I’m not going to waste my time explaining to my old high school classmates how the Bible works because I know I’ll just get irrelevancies in return. If I checkmate them on immigration, they’ll strike back with racism; if I challenge racism and they have no response, I’ll be flooded with climate change arguments. You know what I mean because I’m sure you’ve been there, too.
However, in case you find yourself in conversation with people who are genuinely interested in learning, here’s some of what @amuse has to say about how the Democrats, playing the part of the Devil in this drama, are quoting scripture to their own ends. (And no, just as Trump was not being antisemitic when he used the expression “shylock” to refer to a moneylender, something mindlessly common in his youth, I’m not being antisemitic when I use a phrase lobbed at Shylock himself in The Merchant of Venice.)
These verses instruct the Israelites on how to treat gerim, or sojourners, resident aliens who, crucially, accepted the laws of Israel and lived peaceably among the people. These were not foreign invaders, illegal squatters, or enemies of the covenant. They were, to borrow a modern analogy, lawful immigrants or refugees under the jurisdiction of Mosaic law.
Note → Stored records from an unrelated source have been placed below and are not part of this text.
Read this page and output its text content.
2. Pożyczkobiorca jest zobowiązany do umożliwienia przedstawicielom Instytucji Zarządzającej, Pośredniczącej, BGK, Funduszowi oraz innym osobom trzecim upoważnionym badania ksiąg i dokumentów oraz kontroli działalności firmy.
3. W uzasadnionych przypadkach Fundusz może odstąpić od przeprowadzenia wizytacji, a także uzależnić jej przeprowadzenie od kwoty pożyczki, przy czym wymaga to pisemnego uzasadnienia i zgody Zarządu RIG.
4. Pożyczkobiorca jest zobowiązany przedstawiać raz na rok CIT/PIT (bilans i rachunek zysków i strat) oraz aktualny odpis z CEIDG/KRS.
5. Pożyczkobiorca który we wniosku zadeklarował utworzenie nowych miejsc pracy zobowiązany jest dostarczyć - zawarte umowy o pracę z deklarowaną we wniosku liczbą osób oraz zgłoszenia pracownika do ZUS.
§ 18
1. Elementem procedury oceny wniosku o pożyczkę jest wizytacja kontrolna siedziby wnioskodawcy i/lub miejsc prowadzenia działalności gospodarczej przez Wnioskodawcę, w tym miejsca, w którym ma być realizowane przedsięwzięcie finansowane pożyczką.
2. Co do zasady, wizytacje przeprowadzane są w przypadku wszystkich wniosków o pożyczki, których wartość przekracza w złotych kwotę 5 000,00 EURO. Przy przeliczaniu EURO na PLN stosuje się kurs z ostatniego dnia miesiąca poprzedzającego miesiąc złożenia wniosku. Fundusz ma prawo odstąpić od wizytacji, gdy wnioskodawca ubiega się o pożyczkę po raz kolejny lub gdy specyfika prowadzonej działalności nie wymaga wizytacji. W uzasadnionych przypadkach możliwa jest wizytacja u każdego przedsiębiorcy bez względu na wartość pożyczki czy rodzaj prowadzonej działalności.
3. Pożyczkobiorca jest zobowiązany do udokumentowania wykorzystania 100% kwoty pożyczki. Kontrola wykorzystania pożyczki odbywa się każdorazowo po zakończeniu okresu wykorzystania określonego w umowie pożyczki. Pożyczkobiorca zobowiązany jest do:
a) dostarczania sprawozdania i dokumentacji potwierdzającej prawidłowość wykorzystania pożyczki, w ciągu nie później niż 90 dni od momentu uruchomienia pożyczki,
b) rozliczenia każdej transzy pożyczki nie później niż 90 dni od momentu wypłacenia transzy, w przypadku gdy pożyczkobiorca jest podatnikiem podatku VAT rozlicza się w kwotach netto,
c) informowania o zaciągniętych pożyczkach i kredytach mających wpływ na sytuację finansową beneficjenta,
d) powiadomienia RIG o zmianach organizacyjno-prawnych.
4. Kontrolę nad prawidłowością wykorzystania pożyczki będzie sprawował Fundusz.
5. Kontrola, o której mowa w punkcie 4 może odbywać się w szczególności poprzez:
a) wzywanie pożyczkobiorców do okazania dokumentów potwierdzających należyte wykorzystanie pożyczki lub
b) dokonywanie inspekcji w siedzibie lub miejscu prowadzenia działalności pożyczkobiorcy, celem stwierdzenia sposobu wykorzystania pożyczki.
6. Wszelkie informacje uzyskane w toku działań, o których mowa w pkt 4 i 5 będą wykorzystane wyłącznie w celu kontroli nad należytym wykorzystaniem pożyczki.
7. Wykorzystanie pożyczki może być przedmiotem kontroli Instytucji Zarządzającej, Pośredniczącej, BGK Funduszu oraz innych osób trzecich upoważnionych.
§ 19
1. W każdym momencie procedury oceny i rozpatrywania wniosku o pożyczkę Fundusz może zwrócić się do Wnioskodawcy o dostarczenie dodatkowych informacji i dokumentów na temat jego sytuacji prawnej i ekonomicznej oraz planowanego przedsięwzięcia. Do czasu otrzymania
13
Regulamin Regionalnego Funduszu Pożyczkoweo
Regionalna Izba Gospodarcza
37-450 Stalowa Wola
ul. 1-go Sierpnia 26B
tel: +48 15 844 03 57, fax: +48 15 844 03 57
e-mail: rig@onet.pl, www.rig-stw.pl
Leviticus 24:22 reinforces this distinction: “You shall have the same law for the foreigner and for the native-born.” In other words, the ger was held to the same moral and legal standards as the Israelite.
The key point is that these foreigners, living in a time before modern immigration laws, still had to follow immigration rules: They needed permission to be on the land and had to abide by Jewish moral and legal rules. Those who sought to upend Jewish values were subject to a very different type of mandate from God:
Exodus 23:33 is unambiguous: “They shall not dwell in your land, lest they make you sin against Me.” The context here is conquest and settlement. God commands Israel to drive out the Canaanite nations to prevent idolatry and moral corruption. This is not mere xenophobia, it is covenantal protection. Numbers 33:55 continues the theme: “If you do not drive out the inhabitants of the land... those you allow to remain will become barbs in your eyes and thorns in your sides.” The biblical model is not integration without conditions but separation when values and loyalties conflict.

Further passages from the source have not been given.